How to produce X-rays: PD500 tubes
Subsection PD500
The PD500 tube is a "beam triode" used in old TV's to regulate the acceleration voltage for the CRT. As such, it is specified for 25kV and 30W max. anode dissipation. Good tubes take up to 70kV without cold cathode discharge. This makes it possible to choose acceleration voltage (penetration power) and anode current (intensity of x-rays) indepently. Also, output intensity is much higher than with rectifiers. One disadvantage is that radiation is produced inside the anode cylinder and has to pass it to get out.
Internal structure of the PD500
The PD500 is a simple triode designed for very high operation voltage (25kV) at a maximum anode power dissipation of 30W.
Electrons heated off the cathode are probably are probably focused by the shield intto the anode cylinder and hit the plate. The x-rays produced here have to pass the anode and the glass and so are considerably filtered.
Making the tube HV-proof
Although designed for 25kV (and so being relatively large), it is a good idea to take some extra effort to prevent arcover and corona, which might destroy the tube and are a nuisance anyway.
I found that the tube just fits into the rubber sealing of a certain kind of waste-water pipe (PP, for indoor use):
The round metal can serves as HV terminal (prevents spraying). The additional insulation with pvc pipe (grey) and silicon around the anode lead is not essential, the waste-water pipe is enough. The big advantage of this construction is that, when testing many tubes, they can be changed easily.
Lead case for proper shielding (added Sep 28 1998)
I constructed a lead case around the wooden mounts. It consists of a double layer of 1mm lead sheet. To shield radiation near the tube axis, I glued lead caps that just fit into the plastic pipe directly on the tube (with silicone rubber). This also improved the insulation at the hv end - the rubber sealings of the plastic pipe didn't do their job with all the metal around.
Operating the tube
I use the tube with my 100kV cascade and 8kVss supply driven by a variac. The anode contact gets 100kV max. from the cascade, all other pins except one of the two heating pins are grounded. The heating current (about 200mA) is supplied by an ordinary lab power supply, with some additional resistors in series. The heating current determines the cathode temperature, and this in turn the anode current. Note that the temperature follows the heating current with a large delay, you have to increase it very carefully and slowly. I usually choose 300uA anode current at 60kV (18W) - at 700uA, the anode begins to glow red and the tube gets very hot, and at more than 60kV I get cold cathode discharge (which I am afraid might damage the tube).

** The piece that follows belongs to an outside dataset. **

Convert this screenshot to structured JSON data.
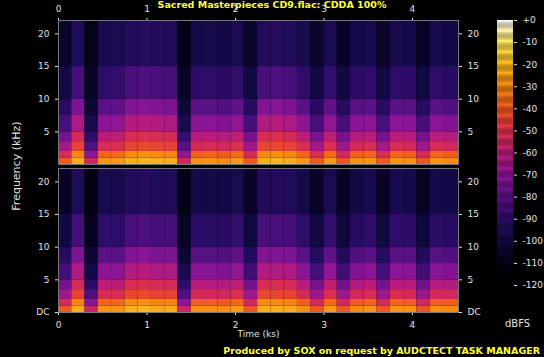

Shielding becomes a problem at the high radiation levels available with this tube. There are two main reasons for this:
- Radiation (back-)scattering by walls etc. It seems it is not enough to shield just one side of the tube (the one which goes towards you), when the other side points to a near wall. A considerable amount af radiation is reflected back to you by the wall. The consequence must be to make a nearly complete shield with only a narrow beam getting out.
- Absorption coefficients drop rapidly with increasing energy of the x-rays. 1mm lead is not enough here, neither are 10cm concrete. In particular, I noticed that when I increase the operation voltage above about 55kV, the level of radiation that comes through a concrete shielding rises significantly.
In my experimental setup I put a heap of concrete paving stones around the tube, placed myself and the control instruments at 2m distance and still didn't dare to stay there for long.
Output power estimates
At 60kV and 300uA, I measured up to 5mSv/h in 50cm distance (using a surplus dosemeter). This is extremely high - 200h near the tube would be enough to cause serious radiation syndrom. It is about 30 times as much as the maximum output of my DY802 (see the DY802 dose rate measurement), although some doubt is appropriate here, as I used different meters, and both were not really good for x-rays.
The direction of maximum output seems to be not rectangular to the tube axis, but somewhat towards the cathode, as indicated in the diagram above.
In an experiment to produce Laue pictures of a CaCO3-crystal (which didn't work), I exposed a film (Kodak Biomax) at 73cm distance for 2h to radiation that went through about 2cm crystal. The result was a spot of about the same grey as an exposure to a DY802 at 11cm distance for 5min without crystal. So the PD500 radiation with crystal is still about twice as high as that from a DY802 without (DY802 driven at 10uA, 45kV).